Featured review

“Mean Girls” at Savoy Theatre

Mark Shenton in the West End
28 June 2024

London is awash with back to high school musicals: Babies, currently at The Other Palace, is set in a British high school, but otherwise it’s to American versions we’ve variously travelled to, with central casting providing the types and most of the tropes on offer there. So we’ve been back to Rydell High (Grease, recently back at the Dominion), Westerberg High in Sherwood, Ohio (Heathers, at @sohoplace), and now North Shore High in Evanston, Ohio (Mean Girls, receiving its West End premiere at the Savoy, after its successful 2019 Broadway premiere was curtailed by the arrival of the pandemic, and never re-opened there).

 

The cast.
Photo credit: Brinkhoff-Moegenburg.

In a pre-show announcement asking audiences to refrain from filming or photographing the show, we’re reminded that the story of Mean Girls has already been filmed twice: in 2004, featuring Lindsay Lohan and Rachel McAdams and in a 2024 film version of the stage musical.
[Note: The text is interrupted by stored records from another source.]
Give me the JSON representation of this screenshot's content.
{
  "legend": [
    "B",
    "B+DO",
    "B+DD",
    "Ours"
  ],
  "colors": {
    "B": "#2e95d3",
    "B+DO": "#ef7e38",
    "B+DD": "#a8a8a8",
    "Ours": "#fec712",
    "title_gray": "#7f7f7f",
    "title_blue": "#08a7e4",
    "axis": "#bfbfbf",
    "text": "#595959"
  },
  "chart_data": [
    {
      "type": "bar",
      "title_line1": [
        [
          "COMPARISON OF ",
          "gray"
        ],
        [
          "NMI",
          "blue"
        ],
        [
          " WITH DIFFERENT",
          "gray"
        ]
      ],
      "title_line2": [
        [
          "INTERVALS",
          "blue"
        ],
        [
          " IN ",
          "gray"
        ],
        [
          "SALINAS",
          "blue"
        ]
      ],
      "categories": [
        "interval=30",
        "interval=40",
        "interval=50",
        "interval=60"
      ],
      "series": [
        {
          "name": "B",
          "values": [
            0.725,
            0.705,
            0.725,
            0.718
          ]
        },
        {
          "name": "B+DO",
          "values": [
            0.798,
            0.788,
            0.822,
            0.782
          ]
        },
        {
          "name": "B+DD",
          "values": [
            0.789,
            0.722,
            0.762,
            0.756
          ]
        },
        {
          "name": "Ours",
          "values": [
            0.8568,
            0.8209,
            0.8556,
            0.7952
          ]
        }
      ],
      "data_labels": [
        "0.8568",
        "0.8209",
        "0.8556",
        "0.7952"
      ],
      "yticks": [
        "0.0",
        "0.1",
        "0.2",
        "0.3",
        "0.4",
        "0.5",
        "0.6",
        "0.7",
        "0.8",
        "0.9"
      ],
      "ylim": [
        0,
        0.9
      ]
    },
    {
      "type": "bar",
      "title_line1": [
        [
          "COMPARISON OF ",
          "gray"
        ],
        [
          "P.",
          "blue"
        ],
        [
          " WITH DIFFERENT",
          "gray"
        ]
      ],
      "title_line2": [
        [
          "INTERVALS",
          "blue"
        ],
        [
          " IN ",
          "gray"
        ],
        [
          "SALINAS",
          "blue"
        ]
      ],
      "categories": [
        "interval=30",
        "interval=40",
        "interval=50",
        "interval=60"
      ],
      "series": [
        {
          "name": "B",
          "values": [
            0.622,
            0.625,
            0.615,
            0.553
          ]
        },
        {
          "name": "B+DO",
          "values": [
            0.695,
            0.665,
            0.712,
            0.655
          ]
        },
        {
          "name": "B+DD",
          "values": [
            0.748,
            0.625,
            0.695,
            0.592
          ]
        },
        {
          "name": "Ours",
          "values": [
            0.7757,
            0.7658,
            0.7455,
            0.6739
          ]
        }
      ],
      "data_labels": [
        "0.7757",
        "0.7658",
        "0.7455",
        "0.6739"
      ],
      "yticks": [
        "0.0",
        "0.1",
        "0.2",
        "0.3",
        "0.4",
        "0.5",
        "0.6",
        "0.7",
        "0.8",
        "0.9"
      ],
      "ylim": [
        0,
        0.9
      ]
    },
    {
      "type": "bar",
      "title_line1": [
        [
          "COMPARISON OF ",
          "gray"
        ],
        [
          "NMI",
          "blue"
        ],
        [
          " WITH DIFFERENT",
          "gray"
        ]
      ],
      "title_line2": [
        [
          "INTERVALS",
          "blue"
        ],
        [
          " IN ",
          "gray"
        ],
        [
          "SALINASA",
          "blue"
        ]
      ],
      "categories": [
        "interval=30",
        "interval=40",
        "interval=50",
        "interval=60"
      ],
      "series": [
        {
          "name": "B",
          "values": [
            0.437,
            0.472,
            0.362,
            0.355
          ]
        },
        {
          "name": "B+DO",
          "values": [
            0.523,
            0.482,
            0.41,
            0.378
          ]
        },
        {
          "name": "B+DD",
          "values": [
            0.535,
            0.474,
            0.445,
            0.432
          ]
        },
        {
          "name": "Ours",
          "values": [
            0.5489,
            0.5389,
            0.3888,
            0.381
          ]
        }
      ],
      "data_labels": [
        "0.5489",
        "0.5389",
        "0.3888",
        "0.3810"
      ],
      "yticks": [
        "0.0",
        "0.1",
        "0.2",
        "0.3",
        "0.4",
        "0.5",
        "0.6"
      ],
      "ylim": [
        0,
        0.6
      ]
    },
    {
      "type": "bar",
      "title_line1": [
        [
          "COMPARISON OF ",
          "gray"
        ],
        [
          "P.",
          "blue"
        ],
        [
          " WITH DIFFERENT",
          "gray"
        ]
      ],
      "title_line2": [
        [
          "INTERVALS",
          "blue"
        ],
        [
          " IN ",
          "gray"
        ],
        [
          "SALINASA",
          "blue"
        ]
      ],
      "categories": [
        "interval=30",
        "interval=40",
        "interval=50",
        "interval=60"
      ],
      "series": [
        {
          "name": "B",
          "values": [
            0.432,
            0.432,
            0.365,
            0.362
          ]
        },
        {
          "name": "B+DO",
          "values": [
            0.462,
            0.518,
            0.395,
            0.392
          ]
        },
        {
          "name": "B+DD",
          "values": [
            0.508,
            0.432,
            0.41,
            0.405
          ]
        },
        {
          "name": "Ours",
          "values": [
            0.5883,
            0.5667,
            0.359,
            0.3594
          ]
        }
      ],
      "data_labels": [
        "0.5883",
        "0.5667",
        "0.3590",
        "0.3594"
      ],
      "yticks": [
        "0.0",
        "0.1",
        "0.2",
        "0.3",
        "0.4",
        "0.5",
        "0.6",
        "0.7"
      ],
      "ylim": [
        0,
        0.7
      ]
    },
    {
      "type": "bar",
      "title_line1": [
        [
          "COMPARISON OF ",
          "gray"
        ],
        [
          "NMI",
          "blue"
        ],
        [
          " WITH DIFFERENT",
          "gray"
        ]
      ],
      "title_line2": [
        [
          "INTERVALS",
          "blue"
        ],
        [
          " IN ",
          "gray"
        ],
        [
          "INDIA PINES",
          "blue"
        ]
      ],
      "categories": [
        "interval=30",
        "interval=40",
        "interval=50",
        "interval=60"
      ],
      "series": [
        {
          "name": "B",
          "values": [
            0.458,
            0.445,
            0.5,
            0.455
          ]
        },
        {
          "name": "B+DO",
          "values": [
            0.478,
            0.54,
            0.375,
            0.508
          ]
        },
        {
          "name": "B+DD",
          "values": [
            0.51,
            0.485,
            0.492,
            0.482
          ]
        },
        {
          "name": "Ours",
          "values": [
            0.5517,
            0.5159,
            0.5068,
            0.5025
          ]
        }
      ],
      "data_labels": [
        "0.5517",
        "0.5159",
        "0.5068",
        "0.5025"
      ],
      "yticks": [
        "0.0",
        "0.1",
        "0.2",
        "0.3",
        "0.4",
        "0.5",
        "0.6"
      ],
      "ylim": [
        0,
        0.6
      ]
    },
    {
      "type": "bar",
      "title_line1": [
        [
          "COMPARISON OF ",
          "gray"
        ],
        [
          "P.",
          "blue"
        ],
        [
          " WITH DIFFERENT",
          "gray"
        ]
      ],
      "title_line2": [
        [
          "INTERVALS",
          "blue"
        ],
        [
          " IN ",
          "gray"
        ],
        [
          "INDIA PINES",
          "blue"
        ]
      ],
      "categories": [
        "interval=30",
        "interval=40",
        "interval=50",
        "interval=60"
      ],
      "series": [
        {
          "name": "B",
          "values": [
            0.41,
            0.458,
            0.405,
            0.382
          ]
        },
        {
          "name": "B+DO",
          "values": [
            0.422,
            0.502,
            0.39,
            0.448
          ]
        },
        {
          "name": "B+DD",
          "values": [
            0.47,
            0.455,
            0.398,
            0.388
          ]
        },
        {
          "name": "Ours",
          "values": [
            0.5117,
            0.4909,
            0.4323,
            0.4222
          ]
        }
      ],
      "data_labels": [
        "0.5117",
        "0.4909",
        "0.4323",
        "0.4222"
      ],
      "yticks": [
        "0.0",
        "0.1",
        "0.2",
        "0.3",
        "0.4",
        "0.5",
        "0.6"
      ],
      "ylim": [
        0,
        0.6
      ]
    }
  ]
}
Is there yet more life – or depth – to be squeezed from such a familiar property? If the reactions of an indulgent – and overwhelmingly female – audience is anything to go by, this brightly vivacious production delivers on its promise to repackage the already loved property with gleaming new outfits (Katrina Lindsay), highly energized dancing (Casey Nicholaw is both choreographer and director), and happy (though not especially memorable) songs by Jeff Richmond (music) and Nell Benjamin (lyrics).

To be honest, as a middle-aged male drama critic I know I’m not exactly the target audience, but the show – scripted by Tina Fey, who also wrote the film (and appeared in it, too) – is smart and witty enough to provide both laugh-out-loud moments and acquire proper dramatic momentum.

The plot follows a teenager girl’s journey from being home-schooled in Kenya to her return to America, where she’s now a serious outsider. As played by breakout star-in-the-making Charlie Burn, Cady Heron’s clearly ambitious but likeable. Initially adopted by two of the school’s geeks Janis and Damian – played with disarming vulnerability and candour by Elena Skye and Tom Xander – she hits on a scheme to embed herself within “the plastics”, a trio of glamorous girls headed by “alpha predator” Regina George (Georgina Castle, oozing sass), with Elèna Gyasi and Grace Mouat as her more vulnerable sidekicks Gretchen and Karen.

Boys inevitably come into complicate the picture, but they’re refreshingly subservient to the central focus on the women in the story. Daniel Bravo is the striking male eye-candy Aaron, who is also given more depth as he pivots between the two lead women.

The whole thing is packaged in sets (by Scott Pask) that are mostly surfaces for British video designers Finn Ross and Adam Young’s projections to live within.

This is a bright splash of a summer musical that will continue to delight audiences well into the winter months to see another summer or three. Like Legally Blonde – which also played at the Savoy, and was also co-written Nell Benjamin – this could well be a bigger success here in London than it turned out to be on Broadway.